Стою на верхней площадке Потады и складываю в уме два числа: 117 метров – высота дворца на холме, 3660 метров – высота Лхасы над уровнем моря. Стало быть, оказавшись здесь, я как бы снова поднялся на Фудзи – самую большую гору Японии. А ведь работающих там метеорологов японцы почитают прямо-таки как героев: полгода вокруг снега, зимой многодневные бураны, постоянно дает о себе знать разреженный воздух. В Тибете же такие места считаются низиной. Скотоводы кочуют гораздо выше Лхасы – на 4000–4500 метров.

С севера и юга Тибетское нагорье огорожено неприступными хребтами. Полсотни вершин вознесены тут природой более чем на 7000 метров. Пять пиков – восьмитысячники, среди которых мировой рекордсмен – Джомолунгма. Не удивительно, что в отрезанных от мира и друг от друга селениях время словно замедляло свой бег. Попав в Тибет в 1955 году, я почувствовал себя перенесенным в средневековье. Монастыри, знать, сановники владели всеми пашнями и пастбищами. Земледельцы и скотоводы находились у них в крепостной зависимости.

Структура населения Тибета была тогда примерно такова: среди миллиона жителей насчитывалось 600 тысяч крепостных земледельцев, 200 тысяч крепостных скотоводов, 50 тысяч ремесленников и торговцев. Седьмую часть населения (150 тысяч человек) составляли ламы. В Тибете было около двухсот знатных семей, но по богатству и власти они далеко уступали духовенству. Владея львиной долей земли, скота, рабочей силы, 2138 монастырей были и материальным и духовным оплотом феодальной системы.

Правители Китая издавна стремились сделать тибетское духовенство своей опорой. Еще в XIII веке, присоединив Тибет к своим владениям, Хубилай-хан пригласил в Пекин главу буддийской секты Сакья, дал ему титул «наставника императора» и поручил управлять тибетскими землями.

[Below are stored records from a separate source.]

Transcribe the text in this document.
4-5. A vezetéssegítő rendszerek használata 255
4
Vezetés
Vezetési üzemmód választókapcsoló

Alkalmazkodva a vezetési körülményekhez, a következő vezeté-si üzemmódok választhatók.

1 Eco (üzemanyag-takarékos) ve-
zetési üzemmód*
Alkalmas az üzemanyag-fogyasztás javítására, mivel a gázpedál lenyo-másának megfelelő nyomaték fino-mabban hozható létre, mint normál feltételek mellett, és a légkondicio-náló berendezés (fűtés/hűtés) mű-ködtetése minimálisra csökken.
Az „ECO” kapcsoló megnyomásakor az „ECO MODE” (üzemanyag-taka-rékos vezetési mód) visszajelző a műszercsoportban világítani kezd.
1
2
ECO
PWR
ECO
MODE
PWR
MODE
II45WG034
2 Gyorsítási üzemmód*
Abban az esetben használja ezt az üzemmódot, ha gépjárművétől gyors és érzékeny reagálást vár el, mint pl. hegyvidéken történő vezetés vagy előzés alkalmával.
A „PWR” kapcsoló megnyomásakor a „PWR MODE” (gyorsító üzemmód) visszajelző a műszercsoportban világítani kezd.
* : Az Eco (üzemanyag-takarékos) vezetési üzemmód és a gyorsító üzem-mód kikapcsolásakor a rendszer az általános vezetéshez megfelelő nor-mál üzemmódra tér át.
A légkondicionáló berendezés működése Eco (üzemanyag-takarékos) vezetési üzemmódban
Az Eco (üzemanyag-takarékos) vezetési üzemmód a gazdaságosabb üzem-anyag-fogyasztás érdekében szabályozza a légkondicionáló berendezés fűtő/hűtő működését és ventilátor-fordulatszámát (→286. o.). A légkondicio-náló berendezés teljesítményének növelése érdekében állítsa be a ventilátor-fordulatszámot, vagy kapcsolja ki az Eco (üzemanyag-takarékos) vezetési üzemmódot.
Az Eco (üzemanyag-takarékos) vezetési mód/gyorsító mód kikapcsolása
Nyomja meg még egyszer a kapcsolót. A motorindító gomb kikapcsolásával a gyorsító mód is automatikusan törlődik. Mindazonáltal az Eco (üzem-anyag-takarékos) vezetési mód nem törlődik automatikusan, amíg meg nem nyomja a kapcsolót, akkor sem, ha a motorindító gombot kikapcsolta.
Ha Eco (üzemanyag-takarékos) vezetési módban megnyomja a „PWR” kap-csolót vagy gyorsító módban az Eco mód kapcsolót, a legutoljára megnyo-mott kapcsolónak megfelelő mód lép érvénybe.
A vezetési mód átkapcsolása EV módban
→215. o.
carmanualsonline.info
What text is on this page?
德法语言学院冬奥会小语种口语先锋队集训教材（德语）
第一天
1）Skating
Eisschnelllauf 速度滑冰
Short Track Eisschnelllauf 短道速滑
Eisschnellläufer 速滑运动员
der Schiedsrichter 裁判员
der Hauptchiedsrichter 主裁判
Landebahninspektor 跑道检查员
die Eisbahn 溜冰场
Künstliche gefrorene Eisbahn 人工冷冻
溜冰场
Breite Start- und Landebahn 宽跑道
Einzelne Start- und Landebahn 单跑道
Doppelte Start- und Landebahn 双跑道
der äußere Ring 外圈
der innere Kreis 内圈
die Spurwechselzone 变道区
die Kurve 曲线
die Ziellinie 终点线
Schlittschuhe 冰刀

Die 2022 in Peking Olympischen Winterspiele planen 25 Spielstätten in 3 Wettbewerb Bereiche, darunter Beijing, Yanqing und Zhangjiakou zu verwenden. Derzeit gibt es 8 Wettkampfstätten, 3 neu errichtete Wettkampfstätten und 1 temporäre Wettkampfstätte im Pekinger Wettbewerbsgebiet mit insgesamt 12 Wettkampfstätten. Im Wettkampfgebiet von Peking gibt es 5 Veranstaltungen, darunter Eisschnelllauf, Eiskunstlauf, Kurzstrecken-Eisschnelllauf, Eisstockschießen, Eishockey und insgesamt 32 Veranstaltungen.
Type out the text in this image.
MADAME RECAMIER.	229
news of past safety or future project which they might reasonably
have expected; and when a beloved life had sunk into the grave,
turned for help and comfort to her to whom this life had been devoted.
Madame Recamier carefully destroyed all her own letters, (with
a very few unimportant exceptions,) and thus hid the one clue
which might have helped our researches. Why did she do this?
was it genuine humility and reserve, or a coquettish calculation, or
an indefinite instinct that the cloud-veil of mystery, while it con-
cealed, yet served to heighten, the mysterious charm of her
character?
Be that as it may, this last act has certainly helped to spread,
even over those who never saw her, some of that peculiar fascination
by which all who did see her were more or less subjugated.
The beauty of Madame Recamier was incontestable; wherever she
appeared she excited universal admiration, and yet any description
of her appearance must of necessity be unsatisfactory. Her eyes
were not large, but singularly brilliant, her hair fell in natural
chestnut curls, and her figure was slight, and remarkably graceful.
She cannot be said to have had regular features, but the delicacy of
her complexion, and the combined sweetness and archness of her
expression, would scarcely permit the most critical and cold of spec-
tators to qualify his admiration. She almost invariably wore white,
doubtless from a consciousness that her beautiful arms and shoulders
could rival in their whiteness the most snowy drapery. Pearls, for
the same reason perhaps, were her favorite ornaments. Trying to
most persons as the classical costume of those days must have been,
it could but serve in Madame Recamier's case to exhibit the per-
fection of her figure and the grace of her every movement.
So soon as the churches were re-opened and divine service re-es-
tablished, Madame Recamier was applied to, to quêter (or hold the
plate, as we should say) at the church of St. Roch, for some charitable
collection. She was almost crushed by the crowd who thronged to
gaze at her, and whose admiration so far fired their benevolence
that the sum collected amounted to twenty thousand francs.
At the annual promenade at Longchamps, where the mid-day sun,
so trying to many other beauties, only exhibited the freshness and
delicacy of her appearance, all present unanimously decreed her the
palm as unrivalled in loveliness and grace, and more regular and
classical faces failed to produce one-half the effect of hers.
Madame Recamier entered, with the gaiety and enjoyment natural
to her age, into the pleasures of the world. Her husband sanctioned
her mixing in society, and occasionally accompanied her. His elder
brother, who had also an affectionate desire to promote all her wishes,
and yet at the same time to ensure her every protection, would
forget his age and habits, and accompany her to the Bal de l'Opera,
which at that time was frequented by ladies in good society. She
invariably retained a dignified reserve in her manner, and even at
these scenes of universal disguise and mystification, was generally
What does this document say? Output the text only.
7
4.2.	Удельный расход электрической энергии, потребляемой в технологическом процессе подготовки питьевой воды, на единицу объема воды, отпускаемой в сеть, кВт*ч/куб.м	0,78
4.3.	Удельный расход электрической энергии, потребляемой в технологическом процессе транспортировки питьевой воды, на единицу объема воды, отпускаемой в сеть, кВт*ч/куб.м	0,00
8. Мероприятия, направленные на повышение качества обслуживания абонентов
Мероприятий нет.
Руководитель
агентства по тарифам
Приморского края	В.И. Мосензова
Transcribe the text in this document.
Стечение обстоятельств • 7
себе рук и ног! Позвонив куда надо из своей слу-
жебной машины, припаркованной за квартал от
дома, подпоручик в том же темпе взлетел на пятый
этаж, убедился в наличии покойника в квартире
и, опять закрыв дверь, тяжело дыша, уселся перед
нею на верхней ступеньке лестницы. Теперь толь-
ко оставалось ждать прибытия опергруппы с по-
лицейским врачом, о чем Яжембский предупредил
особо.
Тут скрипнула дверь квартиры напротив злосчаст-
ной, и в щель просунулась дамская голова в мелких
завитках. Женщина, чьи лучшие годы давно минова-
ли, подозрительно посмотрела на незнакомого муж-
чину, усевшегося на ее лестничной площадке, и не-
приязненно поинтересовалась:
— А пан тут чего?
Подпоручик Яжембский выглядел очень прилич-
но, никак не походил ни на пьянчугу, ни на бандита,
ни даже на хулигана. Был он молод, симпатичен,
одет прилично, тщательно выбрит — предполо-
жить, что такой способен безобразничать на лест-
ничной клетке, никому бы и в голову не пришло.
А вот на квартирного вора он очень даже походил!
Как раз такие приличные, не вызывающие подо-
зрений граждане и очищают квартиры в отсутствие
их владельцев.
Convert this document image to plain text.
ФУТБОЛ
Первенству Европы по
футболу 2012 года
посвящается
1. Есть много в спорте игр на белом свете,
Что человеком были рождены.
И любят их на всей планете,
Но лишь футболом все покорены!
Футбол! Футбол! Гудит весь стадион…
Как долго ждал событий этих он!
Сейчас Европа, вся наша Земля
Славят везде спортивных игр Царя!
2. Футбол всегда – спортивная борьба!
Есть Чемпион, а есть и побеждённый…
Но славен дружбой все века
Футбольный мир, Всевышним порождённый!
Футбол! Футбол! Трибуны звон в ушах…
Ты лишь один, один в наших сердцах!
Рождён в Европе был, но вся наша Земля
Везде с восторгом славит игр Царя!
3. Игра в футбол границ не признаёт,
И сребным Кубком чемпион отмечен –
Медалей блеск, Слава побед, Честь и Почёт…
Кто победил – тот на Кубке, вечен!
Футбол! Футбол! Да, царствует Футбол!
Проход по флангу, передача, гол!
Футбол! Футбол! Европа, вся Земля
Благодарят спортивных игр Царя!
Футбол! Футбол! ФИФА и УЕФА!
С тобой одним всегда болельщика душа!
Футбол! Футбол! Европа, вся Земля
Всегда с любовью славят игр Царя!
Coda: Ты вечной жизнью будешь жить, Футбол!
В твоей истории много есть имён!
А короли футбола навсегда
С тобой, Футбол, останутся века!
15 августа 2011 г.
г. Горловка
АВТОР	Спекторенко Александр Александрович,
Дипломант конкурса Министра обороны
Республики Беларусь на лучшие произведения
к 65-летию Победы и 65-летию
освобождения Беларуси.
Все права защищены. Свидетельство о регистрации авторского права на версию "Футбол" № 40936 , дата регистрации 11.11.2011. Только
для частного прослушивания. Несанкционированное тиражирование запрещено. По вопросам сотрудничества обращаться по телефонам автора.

Впоследствии главенствующее положение в ламаизме обрела секта «желтых шапок». Ее основатель Цзонхава открыл в окрестностях Лхасы «три великих монастыря» – Ганден, Сера, Дрепан. (Им было разрешено иметь соответственно 3333, 5555 и 7777 монахов.) Чтобы поднять престиж духовенства, Цзонхава укрепил монашескую дисциплину, ввел обет безбрачия.

Но тогда возник вопрос: кто и как должен наследовать верховную власть? Решение было подсказано буддийской догмой о карме, то есть переселении душ. Верующим объявили, что высшие иерархи ламаизма не умирают, а перевоплощаются в младенцев, родившихся в день их смерти. Поскольку кандидатов на эту роль может оказаться много, разработан сложный ритуал отбора. Прежде всего с помощью гадания определяется направление поисков. Потом на новорожденных составляют гороскопы, ищут на их предплечьях и бедрах определенные знаки – свидетельства их прежней жизни. По негласной традиции, ищут среди простолюдинов, ибо избранник из знатной или богатой семьи чрезмерно увеличил бы ее влияние.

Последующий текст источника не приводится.